Under the new design, the standard desktop has changed in subtle but significant ways. In a shameless borrowing from Apple's (AAPL) OS X, a greatly simplified taskbar at the bottom of the Windows screen now shows a single icon for every program you have open. Holding the cursor over an icon reveals details, such as the contents of multiple browser windows. One simple option lets you "pin" an icon to the taskbar so that it is always available to be launched. Another choice gives you control over the "system tray" area at the right end of the task bar, limiting it to icons that give you useful information on things like the status of your network connection—rather than seemingly random things a software company chooses to put there.
Microsoft has also simplified home networking in Windows 7. A new concept called the Homegroup makes it much easier to share files, including music and video, among all the computers in your household. It's also much easier to bring a laptop home from work and have it change personality, as it were, so you can use your home networking settings and home printers. But the one-time setup of a printer attached directly to the network is still far too difficult, especially compared with the ease of doing the same chore on a Mac.
Compatibility and performance are two Vista sore points that Microsoft has addressed in Windows 7. When Vista was first released, lots of programs and accessories such as printers did not work properly until third-party vendors caught up with software fixes. To keep that from happening with Windows 7, Microsoft avoided any major changes in the operating system's core code. Developers were ordered to enforce a rule that "if it works in Vista it will work in 7," and to a large extent this appears to have succeeded. The only applications I found that didn't work were Norton Internet Security—new operating systems always break security programs—and the Skype (EBAY) Internet phone service. A bonus resulting from this compatibility push: It looks like it will be fairly easy to upgrade to Windows 7 from Vista, something that has not been true for a new Microsoft operating system for many years. (Upgrades from XP will not be supported.)
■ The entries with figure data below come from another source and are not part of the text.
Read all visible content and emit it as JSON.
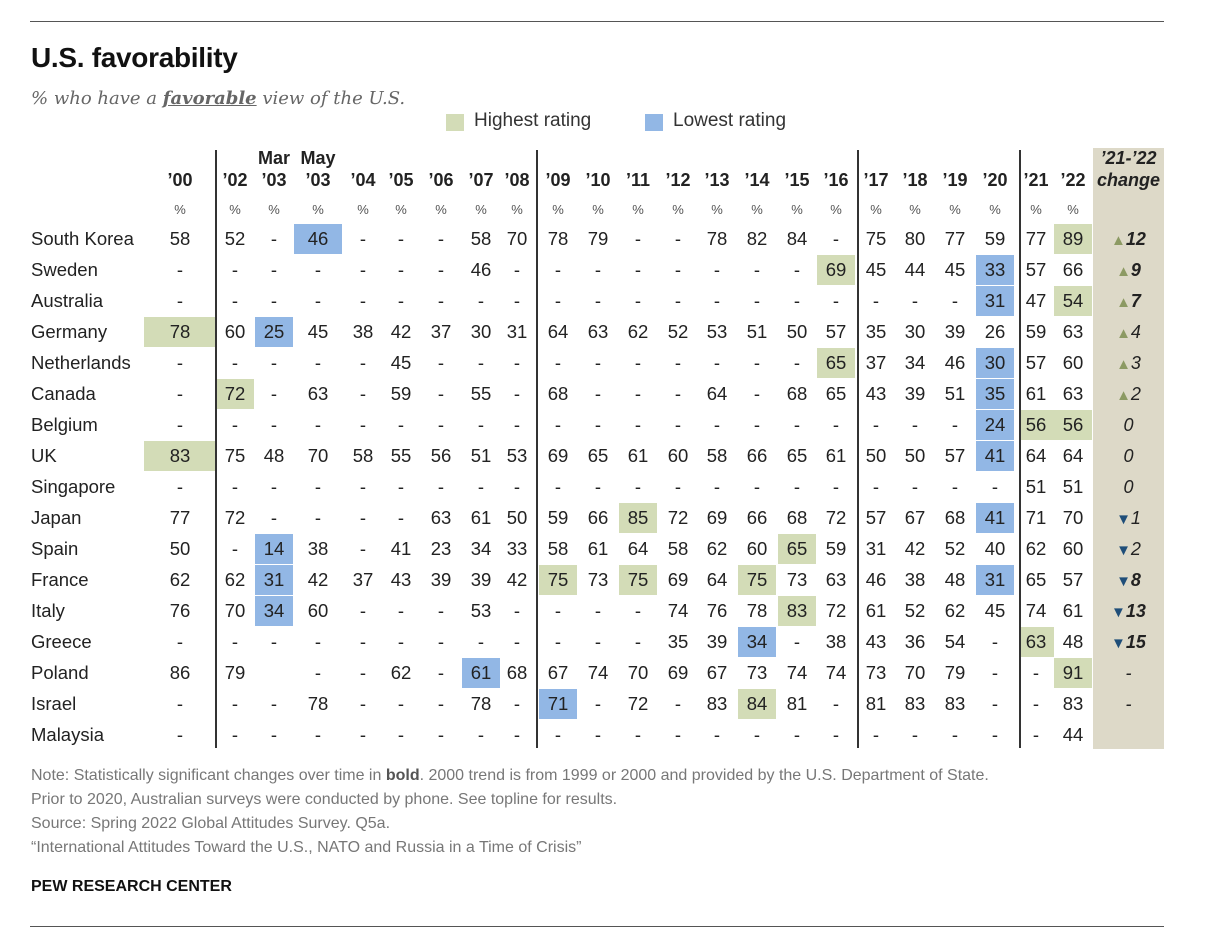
{
  "title": "U.S. favorability",
  "subtitle": {
    "pre": "% who have a ",
    "emph": "favorable",
    "post": " view of the U.S."
  },
  "legend": {
    "highest": {
      "label": "Highest rating",
      "color": "#d3dcb7"
    },
    "lowest": {
      "label": "Lowest rating",
      "color": "#92b7e5"
    }
  },
  "chart_data": {
    "type": "table",
    "column_group_labels": [
      "Mar",
      "May"
    ],
    "columns": [
      "'00",
      "'02",
      "'03",
      "'03",
      "'04",
      "'05",
      "'06",
      "'07",
      "'08",
      "'09",
      "'10",
      "'11",
      "'12",
      "'13",
      "'14",
      "'15",
      "'16",
      "'17",
      "'18",
      "'19",
      "'20",
      "'21",
      "'22"
    ],
    "unit_label": "%",
    "change_header": [
      "'21-'22",
      "change"
    ],
    "rows": [
      {
        "country": "South Korea",
        "values": [
          "58",
          "52",
          "-",
          "46",
          "-",
          "-",
          "-",
          "58",
          "70",
          "78",
          "79",
          "-",
          "-",
          "78",
          "82",
          "84",
          "-",
          "75",
          "80",
          "77",
          "59",
          "77",
          "89"
        ],
        "highest": [
          22
        ],
        "lowest": [
          3
        ],
        "change": "12",
        "direction": "up",
        "significant": true
      },
      {
        "country": "Sweden",
        "values": [
          "-",
          "-",
          "-",
          "-",
          "-",
          "-",
          "-",
          "46",
          "-",
          "-",
          "-",
          "-",
          "-",
          "-",
          "-",
          "-",
          "69",
          "45",
          "44",
          "45",
          "33",
          "57",
          "66"
        ],
        "highest": [
          16
        ],
        "lowest": [
          20
        ],
        "change": "9",
        "direction": "up",
        "significant": true
      },
      {
        "country": "Australia",
        "values": [
          "-",
          "-",
          "-",
          "-",
          "-",
          "-",
          "-",
          "-",
          "-",
          "-",
          "-",
          "-",
          "-",
          "-",
          "-",
          "-",
          "-",
          "-",
          "-",
          "-",
          "31",
          "47",
          "54"
        ],
        "highest": [
          22
        ],
        "lowest": [
          20
        ],
        "change": "7",
        "direction": "up",
        "significant": true
      },
      {
        "country": "Germany",
        "values": [
          "78",
          "60",
          "25",
          "45",
          "38",
          "42",
          "37",
          "30",
          "31",
          "64",
          "63",
          "62",
          "52",
          "53",
          "51",
          "50",
          "57",
          "35",
          "30",
          "39",
          "26",
          "59",
          "63"
        ],
        "highest": [
          0
        ],
        "lowest": [
          2
        ],
        "change": "4",
        "direction": "up",
        "significant": false
      },
      {
        "country": "Netherlands",
        "values": [
          "-",
          "-",
          "-",
          "-",
          "-",
          "45",
          "-",
          "-",
          "-",
          "-",
          "-",
          "-",
          "-",
          "-",
          "-",
          "-",
          "65",
          "37",
          "34",
          "46",
          "30",
          "57",
          "60"
        ],
        "highest": [
          16
        ],
        "lowest": [
          20
        ],
        "change": "3",
        "direction": "up",
        "significant": false
      },
      {
        "country": "Canada",
        "values": [
          "-",
          "72",
          "-",
          "63",
          "-",
          "59",
          "-",
          "55",
          "-",
          "68",
          "-",
          "-",
          "-",
          "64",
          "-",
          "68",
          "65",
          "43",
          "39",
          "51",
          "35",
          "61",
          "63"
        ],
        "highest": [
          1
        ],
        "lowest": [
          20
        ],
        "change": "2",
        "direction": "up",
        "significant": false
      },
      {
        "country": "Belgium",
        "values": [
          "-",
          "-",
          "-",
          "-",
          "-",
          "-",
          "-",
          "-",
          "-",
          "-",
          "-",
          "-",
          "-",
          "-",
          "-",
          "-",
          "-",
          "-",
          "-",
          "-",
          "24",
          "56",
          "56"
        ],
        "highest": [
          21,
          22
        ],
        "lowest": [
          20
        ],
        "change": "0",
        "direction": "none",
        "significant": false
      },
      {
        "country": "UK",
        "values": [
          "83",
          "75",
          "48",
          "70",
          "58",
          "55",
          "56",
          "51",
          "53",
          "69",
          "65",
          "61",
          "60",
          "58",
          "66",
          "65",
          "61",
          "50",
          "50",
          "57",
          "41",
          "64",
          "64"
        ],
        "highest": [
          0
        ],
        "lowest": [
          20
        ],
        "change": "0",
        "direction": "none",
        "significant": false
      },
      {
        "country": "Singapore",
        "values": [
          "-",
          "-",
          "-",
          "-",
          "-",
          "-",
          "-",
          "-",
          "-",
          "-",
          "-",
          "-",
          "-",
          "-",
          "-",
          "-",
          "-",
          "-",
          "-",
          "-",
          "-",
          "51",
          "51"
        ],
        "highest": [],
        "lowest": [],
        "change": "0",
        "direction": "none",
        "significant": false
      },
      {
        "country": "Japan",
        "values": [
          "77",
          "72",
          "-",
          "-",
          "-",
          "-",
          "63",
          "61",
          "50",
          "59",
          "66",
          "85",
          "72",
          "69",
          "66",
          "68",
          "72",
          "57",
          "67",
          "68",
          "41",
          "71",
          "70"
        ],
        "highest": [
          11
        ],
        "lowest": [
          20
        ],
        "change": "1",
        "direction": "down",
        "significant": false
      },
      {
        "country": "Spain",
        "values": [
          "50",
          "-",
          "14",
          "38",
          "-",
          "41",
          "23",
          "34",
          "33",
          "58",
          "61",
          "64",
          "58",
          "62",
          "60",
          "65",
          "59",
          "31",
          "42",
          "52",
          "40",
          "62",
          "60"
        ],
        "highest": [
          15
        ],
        "lowest": [
          2
        ],
        "change": "2",
        "direction": "down",
        "significant": false
      },
      {
        "country": "France",
        "values": [
          "62",
          "62",
          "31",
          "42",
          "37",
          "43",
          "39",
          "39",
          "42",
          "75",
          "73",
          "75",
          "69",
          "64",
          "75",
          "73",
          "63",
          "46",
          "38",
          "48",
          "31",
          "65",
          "57"
        ],
        "highest": [
          9,
          11,
          14
        ],
        "lowest": [
          2,
          20
        ],
        "change": "8",
        "direction": "down",
        "significant": true
      },
      {
        "country": "Italy",
        "values": [
          "76",
          "70",
          "34",
          "60",
          "-",
          "-",
          "-",
          "53",
          "-",
          "-",
          "-",
          "-",
          "74",
          "76",
          "78",
          "83",
          "72",
          "61",
          "52",
          "62",
          "45",
          "74",
          "61"
        ],
        "highest": [
          15
        ],
        "lowest": [
          2
        ],
        "change": "13",
        "direction": "down",
        "significant": true
      },
      {
        "country": "Greece",
        "values": [
          "-",
          "-",
          "-",
          "-",
          "-",
          "-",
          "-",
          "-",
          "-",
          "-",
          "-",
          "-",
          "35",
          "39",
          "34",
          "-",
          "38",
          "43",
          "36",
          "54",
          "-",
          "63",
          "48"
        ],
        "highest": [
          21
        ],
        "lowest": [
          14
        ],
        "change": "15",
        "direction": "down",
        "significant": true
      },
      {
        "country": "Poland",
        "values": [
          "86",
          "79",
          "",
          "-",
          "-",
          "62",
          "-",
          "61",
          "68",
          "67",
          "74",
          "70",
          "69",
          "67",
          "73",
          "74",
          "74",
          "73",
          "70",
          "79",
          "-",
          "-",
          "91"
        ],
        "highest": [
          22
        ],
        "lowest": [
          7
        ],
        "change": "-",
        "direction": "none",
        "significant": false
      },
      {
        "country": "Israel",
        "values": [
          "-",
          "-",
          "-",
          "78",
          "-",
          "-",
          "-",
          "78",
          "-",
          "71",
          "-",
          "72",
          "-",
          "83",
          "84",
          "81",
          "-",
          "81",
          "83",
          "83",
          "-",
          "-",
          "83"
        ],
        "highest": [
          14
        ],
        "lowest": [
          9
        ],
        "change": "-",
        "direction": "none",
        "significant": false
      },
      {
        "country": "Malaysia",
        "values": [
          "-",
          "-",
          "-",
          "-",
          "-",
          "-",
          "-",
          "-",
          "-",
          "-",
          "-",
          "-",
          "-",
          "-",
          "-",
          "-",
          "-",
          "-",
          "-",
          "-",
          "-",
          "-",
          "44"
        ],
        "highest": [],
        "lowest": [],
        "change": "",
        "direction": "none",
        "significant": false
      }
    ]
  },
  "notes": {
    "line1_pre": "Note: Statistically significant changes over time in ",
    "line1_bold": "bold",
    "line1_post": ". 2000 trend is from 1999 or 2000 and provided by the U.S. Department of State.",
    "line2": "Prior to 2020, Australian surveys were conducted by phone. See topline for results.",
    "line3": "Source: Spring 2022 Global Attitudes Survey. Q5a.",
    "line4": "“International Attitudes Toward the U.S., NATO and Russia in a Time of Crisis”"
  },
  "brand": "PEW RESEARCH CENTER"
}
Performance of prerelease software is harder to test than compatibility. But Windows 7 seems to be somewhat less demanding of hardware than Vista. I was especially impressed by how snappily it ran on a Lenovo IdeaPad S10 netbook, a class of machine that struggles with Vista.
Windows 7 also tames some of Vista's more aggravating behavior. In Vista, for example, there's a security feature so authoritarian that simple acts like trying to read an error message may cause a window to pop up demanding permission. Many users resort to switching the feature off, leaving their systems vulnerable to malicious software. The new version allows finer control so that you only get approval requests for important and potentially dangerous changes. This alone is apt to be worth the cost—although as of this moment, Microsoft hasn't set the price.
Computer manufacturers expect to be loading Windows 7 on their new fall models. It should be available in stores for upgrades at about the same time. If you are one of the many who have been frustrated by Vista, Windows 7 is likely to provide some badly needed relief.